In this project, I transformed a large denormalized dataset of 400,000 ecommerce order records into a fully normalized MySQL database following Third Normal Form (3NF) principles. This restructuring improved data integrity, minimized redundancy, and optimized query performance for the Fetsy ecommerce platform.
- Normalized the original denormalized table into multiple related tables, ensuring all data adhered to 3NF rules.
- Carefully analyzed the cardinality between entities (1:1, 1:many, many:many) by running queries on the raw data to understand relationships, such as buyers to addresses or products to sellers.
- Maintained original column names from the denormalized table to preserve consistency.
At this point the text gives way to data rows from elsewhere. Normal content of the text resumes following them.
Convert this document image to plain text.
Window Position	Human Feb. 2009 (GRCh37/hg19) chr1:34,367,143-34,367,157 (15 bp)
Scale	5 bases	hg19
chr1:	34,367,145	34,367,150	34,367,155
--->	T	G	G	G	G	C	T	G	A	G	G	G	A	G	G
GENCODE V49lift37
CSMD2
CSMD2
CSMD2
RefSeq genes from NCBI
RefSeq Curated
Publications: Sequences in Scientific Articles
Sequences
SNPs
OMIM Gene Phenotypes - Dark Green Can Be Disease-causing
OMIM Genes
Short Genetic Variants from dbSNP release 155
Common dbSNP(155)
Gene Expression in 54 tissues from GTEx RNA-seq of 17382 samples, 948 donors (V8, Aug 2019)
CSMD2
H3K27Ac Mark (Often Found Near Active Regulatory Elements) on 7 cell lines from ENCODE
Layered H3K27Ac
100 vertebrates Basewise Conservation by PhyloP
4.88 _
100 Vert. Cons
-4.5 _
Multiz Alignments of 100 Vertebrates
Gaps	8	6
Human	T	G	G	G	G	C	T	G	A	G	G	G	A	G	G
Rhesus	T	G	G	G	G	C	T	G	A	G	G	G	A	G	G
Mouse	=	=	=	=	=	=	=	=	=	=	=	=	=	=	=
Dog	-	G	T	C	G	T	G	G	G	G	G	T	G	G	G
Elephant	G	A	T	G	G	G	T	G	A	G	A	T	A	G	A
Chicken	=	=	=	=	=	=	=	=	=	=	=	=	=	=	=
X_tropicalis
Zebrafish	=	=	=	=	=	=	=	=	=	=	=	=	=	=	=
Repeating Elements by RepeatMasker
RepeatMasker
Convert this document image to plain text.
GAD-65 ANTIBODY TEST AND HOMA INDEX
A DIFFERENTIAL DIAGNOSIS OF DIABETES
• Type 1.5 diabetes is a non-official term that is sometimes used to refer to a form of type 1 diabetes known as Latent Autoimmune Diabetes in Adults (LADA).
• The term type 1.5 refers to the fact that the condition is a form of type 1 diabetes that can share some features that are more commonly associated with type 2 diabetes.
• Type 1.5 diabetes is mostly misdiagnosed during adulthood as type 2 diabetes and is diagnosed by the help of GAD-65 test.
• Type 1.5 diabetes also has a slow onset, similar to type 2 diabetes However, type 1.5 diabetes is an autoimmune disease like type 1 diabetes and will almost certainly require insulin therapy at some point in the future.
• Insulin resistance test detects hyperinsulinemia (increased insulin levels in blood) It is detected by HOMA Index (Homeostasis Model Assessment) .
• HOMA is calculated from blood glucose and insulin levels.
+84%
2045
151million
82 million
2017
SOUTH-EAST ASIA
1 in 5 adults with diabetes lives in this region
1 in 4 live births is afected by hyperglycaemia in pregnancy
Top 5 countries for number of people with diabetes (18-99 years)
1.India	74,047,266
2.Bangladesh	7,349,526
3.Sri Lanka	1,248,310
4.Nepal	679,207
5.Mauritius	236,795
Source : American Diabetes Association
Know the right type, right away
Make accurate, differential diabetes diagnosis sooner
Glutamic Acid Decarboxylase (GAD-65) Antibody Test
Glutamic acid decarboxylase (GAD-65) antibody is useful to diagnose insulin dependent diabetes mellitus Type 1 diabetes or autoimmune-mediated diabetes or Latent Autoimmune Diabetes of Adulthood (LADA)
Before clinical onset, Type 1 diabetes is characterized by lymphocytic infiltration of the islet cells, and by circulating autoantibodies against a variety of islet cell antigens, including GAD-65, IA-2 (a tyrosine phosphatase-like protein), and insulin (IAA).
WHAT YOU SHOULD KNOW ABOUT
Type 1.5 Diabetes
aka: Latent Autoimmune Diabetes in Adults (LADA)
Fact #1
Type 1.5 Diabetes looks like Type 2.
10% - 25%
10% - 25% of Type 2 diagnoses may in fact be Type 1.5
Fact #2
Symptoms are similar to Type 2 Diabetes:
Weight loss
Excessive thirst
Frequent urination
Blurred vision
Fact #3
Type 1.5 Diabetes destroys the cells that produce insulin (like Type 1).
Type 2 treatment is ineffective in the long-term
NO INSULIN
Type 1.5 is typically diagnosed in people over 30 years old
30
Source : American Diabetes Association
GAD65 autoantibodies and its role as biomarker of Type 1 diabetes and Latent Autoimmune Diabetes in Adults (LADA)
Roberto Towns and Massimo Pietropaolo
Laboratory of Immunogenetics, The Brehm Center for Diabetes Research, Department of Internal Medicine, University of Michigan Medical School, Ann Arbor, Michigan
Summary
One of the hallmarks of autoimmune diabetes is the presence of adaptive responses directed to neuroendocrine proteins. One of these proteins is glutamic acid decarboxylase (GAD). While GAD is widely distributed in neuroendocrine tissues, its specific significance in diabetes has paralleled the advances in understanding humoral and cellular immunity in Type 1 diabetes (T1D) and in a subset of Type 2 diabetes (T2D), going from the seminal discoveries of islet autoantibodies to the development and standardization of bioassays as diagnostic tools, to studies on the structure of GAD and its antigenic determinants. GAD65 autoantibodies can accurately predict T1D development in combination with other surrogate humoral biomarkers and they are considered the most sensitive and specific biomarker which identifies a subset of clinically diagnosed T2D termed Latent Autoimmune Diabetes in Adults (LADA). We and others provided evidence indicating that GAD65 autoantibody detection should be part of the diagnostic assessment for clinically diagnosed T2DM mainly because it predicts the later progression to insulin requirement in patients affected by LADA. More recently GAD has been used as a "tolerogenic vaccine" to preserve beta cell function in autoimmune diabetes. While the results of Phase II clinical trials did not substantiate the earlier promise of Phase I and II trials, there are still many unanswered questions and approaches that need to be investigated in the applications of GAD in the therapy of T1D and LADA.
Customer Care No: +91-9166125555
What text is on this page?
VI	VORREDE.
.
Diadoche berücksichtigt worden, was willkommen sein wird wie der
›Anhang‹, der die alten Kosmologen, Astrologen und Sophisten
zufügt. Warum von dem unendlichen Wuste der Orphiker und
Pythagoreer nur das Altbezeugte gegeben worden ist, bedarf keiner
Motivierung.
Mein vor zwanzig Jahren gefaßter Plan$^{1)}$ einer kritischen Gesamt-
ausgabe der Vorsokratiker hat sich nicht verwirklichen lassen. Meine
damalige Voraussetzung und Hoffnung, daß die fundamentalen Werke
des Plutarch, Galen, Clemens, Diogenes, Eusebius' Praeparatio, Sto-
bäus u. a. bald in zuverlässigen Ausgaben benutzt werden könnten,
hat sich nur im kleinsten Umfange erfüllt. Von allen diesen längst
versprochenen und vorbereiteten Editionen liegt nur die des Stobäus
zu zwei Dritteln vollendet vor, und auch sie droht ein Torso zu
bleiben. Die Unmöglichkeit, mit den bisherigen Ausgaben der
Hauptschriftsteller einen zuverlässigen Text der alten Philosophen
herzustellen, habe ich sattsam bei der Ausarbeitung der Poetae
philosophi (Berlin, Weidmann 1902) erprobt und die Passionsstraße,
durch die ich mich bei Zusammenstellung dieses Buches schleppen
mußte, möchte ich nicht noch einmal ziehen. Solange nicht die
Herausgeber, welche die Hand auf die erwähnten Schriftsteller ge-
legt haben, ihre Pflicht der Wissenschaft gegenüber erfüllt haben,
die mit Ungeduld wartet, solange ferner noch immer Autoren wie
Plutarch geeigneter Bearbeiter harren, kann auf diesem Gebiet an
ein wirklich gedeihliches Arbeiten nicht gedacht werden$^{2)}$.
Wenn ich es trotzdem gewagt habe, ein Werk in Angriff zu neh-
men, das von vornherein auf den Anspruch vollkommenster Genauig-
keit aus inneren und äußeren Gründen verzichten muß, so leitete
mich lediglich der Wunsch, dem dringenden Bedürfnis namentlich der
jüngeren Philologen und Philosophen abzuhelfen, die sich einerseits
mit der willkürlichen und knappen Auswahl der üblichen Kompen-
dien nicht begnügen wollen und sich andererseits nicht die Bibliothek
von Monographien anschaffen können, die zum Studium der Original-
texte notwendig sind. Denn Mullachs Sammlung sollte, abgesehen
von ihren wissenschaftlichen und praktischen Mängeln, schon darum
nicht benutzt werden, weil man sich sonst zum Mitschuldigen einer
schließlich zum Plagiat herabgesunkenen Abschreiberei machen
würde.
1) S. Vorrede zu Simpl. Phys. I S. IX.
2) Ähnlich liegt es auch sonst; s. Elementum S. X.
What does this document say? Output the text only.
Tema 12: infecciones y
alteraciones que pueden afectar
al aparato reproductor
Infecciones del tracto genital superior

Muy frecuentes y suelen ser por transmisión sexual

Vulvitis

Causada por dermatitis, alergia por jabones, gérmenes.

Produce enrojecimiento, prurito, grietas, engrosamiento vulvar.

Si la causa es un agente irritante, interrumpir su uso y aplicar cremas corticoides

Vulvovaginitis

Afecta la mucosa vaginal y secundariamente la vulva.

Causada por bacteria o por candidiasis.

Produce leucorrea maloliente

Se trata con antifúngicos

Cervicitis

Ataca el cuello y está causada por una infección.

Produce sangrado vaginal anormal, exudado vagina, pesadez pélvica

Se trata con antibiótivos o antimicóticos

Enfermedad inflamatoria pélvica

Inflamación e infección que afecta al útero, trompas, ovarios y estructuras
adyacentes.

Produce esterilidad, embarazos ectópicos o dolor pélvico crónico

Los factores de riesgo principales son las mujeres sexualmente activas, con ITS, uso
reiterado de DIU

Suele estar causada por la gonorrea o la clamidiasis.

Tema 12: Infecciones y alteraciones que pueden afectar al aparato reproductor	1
- Applied appropriate data types, constraints, and foreign keys to enforce referential integrity across tables.
- Added indexes strategically based on query patterns.
- Used the EXPLAIN statement to analyze query execution plans before and after indexing.
- Documented decisions when indexes would not improve performance, demonstrating a clear understanding of optimization.
Implemented multiple stored procedures and views to enable efficient data retrieval and reporting, including:
-
top_ten_for_country: Accepts a country parameter and returns the top 10 buyers by total amount spent in that country.
-
top_rated_products (View): Displays the top 10 products with the highest average ratings (minimum 20 ratings), including product details and rating statistics.
-
buyer_for_date: Returns all orders for buyers matching a given first name, last name, and order date.
-
top_five_buyer_cities (View): Lists the top 5 buyer cities ranked by total spending in descending order.
-
sales_for_month: Summarizes total sales for a specified month and year.
-
seller_sales_tiers (View): Categorizes sellers into sales tiers (High, Medium, Low) based on their total sales, along with detailed sales information.
-
top_products_for_seller: Provides sales data for all products sold by a specific seller, ordered by total sales descending.
-
seller_running_totals: Returns each seller’s order history with a running total of sales over time using window functions.
This project demonstrated my ability to apply database normalization principles, optimize query performance, and create complex SQL procedures and views to support real-world ecommerce analytics and reporting needs.